Rather than wait for property to come available, town officials decided it made sense to move forward with the police station expansion, Pierce said.

That changed last fall, however, when property at 37 Baker St., next to the Town Office, came available. Municipal officials felt it an ideal location for the new fire station and, after getting approval from voters in November, bought the property for $140,000.

After that, officials thought the best idea might be to build the new fire station and then move the Police Department into the former fire station.

At first, these seemed solid options, Pierce said. Renovating some of the space inside the fire station would likely be cheaper than building the extension onto the Town Office, especially given current fluctuations in cost of building materials.


The Police Department would only require about half the space at the fire station, leaving room if other town departments were to need space, according to Pierce.

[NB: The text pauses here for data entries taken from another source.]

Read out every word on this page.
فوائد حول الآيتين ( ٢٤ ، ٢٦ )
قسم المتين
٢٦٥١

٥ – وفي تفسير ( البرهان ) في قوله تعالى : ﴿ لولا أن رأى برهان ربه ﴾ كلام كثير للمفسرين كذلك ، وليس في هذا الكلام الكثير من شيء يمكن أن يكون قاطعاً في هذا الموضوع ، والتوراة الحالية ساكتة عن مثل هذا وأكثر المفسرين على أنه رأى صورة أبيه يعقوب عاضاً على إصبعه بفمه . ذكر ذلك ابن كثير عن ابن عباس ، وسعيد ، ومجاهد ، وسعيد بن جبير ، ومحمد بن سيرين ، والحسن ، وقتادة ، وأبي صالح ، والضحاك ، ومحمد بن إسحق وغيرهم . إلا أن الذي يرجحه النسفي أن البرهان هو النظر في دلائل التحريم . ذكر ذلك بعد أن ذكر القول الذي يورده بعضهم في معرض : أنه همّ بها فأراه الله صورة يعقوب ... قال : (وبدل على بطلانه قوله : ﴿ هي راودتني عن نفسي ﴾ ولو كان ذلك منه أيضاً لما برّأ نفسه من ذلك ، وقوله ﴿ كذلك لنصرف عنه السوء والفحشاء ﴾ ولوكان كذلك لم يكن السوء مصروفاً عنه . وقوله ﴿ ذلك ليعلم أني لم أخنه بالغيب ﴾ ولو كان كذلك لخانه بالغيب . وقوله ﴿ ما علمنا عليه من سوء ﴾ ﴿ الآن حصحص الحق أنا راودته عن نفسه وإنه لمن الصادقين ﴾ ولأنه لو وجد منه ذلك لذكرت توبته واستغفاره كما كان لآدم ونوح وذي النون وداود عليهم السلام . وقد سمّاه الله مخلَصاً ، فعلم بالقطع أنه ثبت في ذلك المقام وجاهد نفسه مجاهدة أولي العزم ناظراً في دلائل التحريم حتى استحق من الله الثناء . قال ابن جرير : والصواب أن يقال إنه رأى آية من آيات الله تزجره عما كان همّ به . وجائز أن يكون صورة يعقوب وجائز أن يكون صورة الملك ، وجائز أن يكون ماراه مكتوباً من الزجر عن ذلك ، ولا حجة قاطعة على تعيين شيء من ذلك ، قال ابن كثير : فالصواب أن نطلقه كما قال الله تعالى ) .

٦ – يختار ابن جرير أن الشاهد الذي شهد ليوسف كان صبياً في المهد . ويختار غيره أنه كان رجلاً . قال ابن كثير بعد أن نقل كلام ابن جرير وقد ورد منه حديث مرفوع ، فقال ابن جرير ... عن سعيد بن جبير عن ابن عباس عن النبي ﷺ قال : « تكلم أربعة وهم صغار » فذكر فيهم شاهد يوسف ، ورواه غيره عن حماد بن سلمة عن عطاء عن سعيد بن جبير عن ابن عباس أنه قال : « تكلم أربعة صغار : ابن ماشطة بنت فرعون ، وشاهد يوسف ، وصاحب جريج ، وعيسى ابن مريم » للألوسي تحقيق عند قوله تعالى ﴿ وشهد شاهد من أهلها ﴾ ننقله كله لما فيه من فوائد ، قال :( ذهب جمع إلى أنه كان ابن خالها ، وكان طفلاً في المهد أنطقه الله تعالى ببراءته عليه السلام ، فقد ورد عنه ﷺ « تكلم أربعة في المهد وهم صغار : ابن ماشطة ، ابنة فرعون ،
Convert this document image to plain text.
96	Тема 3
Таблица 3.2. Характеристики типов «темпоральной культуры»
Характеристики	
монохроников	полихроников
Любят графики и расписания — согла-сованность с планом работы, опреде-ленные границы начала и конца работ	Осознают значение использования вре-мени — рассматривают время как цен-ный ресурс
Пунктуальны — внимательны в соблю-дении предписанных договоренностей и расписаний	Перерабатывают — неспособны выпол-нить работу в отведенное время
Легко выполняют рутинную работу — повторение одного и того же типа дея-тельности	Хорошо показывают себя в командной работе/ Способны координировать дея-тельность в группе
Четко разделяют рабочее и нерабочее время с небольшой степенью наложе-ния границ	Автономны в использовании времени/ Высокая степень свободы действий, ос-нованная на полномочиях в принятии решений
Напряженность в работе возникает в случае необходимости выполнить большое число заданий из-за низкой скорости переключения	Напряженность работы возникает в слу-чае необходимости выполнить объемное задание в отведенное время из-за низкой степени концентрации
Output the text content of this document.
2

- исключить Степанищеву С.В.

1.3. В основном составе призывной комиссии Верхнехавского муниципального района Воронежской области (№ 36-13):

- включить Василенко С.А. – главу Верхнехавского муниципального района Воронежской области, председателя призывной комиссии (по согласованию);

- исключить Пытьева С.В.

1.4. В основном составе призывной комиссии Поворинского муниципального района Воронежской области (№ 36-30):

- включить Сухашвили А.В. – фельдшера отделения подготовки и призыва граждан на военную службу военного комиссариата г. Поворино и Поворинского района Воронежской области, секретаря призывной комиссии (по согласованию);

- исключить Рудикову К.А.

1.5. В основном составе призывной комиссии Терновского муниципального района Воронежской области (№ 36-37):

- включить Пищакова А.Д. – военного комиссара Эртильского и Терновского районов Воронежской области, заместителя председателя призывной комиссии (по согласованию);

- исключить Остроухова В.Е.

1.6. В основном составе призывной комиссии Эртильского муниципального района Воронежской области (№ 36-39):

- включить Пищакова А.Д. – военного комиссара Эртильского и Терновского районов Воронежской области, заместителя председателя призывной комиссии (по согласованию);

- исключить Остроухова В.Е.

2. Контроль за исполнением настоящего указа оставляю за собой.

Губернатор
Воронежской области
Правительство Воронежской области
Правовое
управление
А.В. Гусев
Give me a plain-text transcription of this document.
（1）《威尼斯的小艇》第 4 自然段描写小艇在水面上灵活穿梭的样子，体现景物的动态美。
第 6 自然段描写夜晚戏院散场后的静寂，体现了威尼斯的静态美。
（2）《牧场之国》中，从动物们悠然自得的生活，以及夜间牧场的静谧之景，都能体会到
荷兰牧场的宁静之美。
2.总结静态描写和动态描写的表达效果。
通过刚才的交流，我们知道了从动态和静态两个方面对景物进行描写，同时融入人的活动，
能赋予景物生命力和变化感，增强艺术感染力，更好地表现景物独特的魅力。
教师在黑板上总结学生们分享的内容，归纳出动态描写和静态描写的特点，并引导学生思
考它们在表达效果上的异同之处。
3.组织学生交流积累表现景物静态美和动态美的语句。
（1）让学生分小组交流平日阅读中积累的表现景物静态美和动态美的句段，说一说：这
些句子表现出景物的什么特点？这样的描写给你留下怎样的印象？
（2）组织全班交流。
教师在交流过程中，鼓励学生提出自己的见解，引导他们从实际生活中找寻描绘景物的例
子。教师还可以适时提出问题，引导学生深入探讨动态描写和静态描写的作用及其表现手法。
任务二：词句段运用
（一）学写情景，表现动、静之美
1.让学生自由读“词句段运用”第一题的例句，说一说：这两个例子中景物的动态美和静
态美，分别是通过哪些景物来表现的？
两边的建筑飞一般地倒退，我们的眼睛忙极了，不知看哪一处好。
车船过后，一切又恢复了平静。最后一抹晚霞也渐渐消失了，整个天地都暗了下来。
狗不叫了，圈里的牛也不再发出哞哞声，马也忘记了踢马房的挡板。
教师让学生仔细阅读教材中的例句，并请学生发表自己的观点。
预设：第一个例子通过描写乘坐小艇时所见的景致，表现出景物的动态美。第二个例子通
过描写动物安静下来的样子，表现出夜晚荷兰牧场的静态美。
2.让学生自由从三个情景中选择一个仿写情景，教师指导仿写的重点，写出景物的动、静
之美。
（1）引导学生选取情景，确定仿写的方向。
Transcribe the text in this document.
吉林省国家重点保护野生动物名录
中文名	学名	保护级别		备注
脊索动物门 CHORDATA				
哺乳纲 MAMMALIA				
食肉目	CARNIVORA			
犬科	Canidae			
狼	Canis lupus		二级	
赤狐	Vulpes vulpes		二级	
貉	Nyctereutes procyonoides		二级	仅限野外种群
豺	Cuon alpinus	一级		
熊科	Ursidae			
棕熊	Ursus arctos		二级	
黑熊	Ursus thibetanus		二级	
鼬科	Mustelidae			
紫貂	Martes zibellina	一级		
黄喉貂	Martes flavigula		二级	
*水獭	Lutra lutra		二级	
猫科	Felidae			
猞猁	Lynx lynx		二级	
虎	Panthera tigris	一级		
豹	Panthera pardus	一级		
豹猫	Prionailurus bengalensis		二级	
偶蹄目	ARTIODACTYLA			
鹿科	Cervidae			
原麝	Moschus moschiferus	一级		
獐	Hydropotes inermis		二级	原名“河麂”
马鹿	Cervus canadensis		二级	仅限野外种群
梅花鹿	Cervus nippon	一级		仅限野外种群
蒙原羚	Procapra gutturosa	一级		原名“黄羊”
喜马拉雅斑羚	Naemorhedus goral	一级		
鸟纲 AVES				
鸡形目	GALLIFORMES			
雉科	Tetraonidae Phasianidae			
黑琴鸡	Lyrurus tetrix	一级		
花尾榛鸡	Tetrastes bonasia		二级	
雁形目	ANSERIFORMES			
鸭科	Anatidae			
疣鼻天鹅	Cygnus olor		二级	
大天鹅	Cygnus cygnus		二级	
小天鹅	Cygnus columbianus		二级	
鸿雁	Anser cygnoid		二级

There are also several maintenance issues with the fire station that would have to be addressed in the next year or so, Pierce said, so if the town is investing in the space, it makes sense to continue using it.

In earlier conversations, the plan was to bring the Police Department expansion proposal to voters this November, but that is no longer the case. Instead, the committee seeks to study both plans, get cost information for each and then present the proposals to the Board of Selectmen for a decision.

Officials now expect to bring the matter to voters in November 2024.

In the near term, residents can expect to see an article on the town warrant in June to move $79,000 from surplus into the reserve account for the project. The money is for engineering costs related to both plans under consideration. Selectmen must still approve the spending, which is not expected to increase the property tax rate.

“The way we’re leaning now is two plans,” Pierce said, “and to offer them to the town with dollar figures on them, and let the people in the town make the decision.”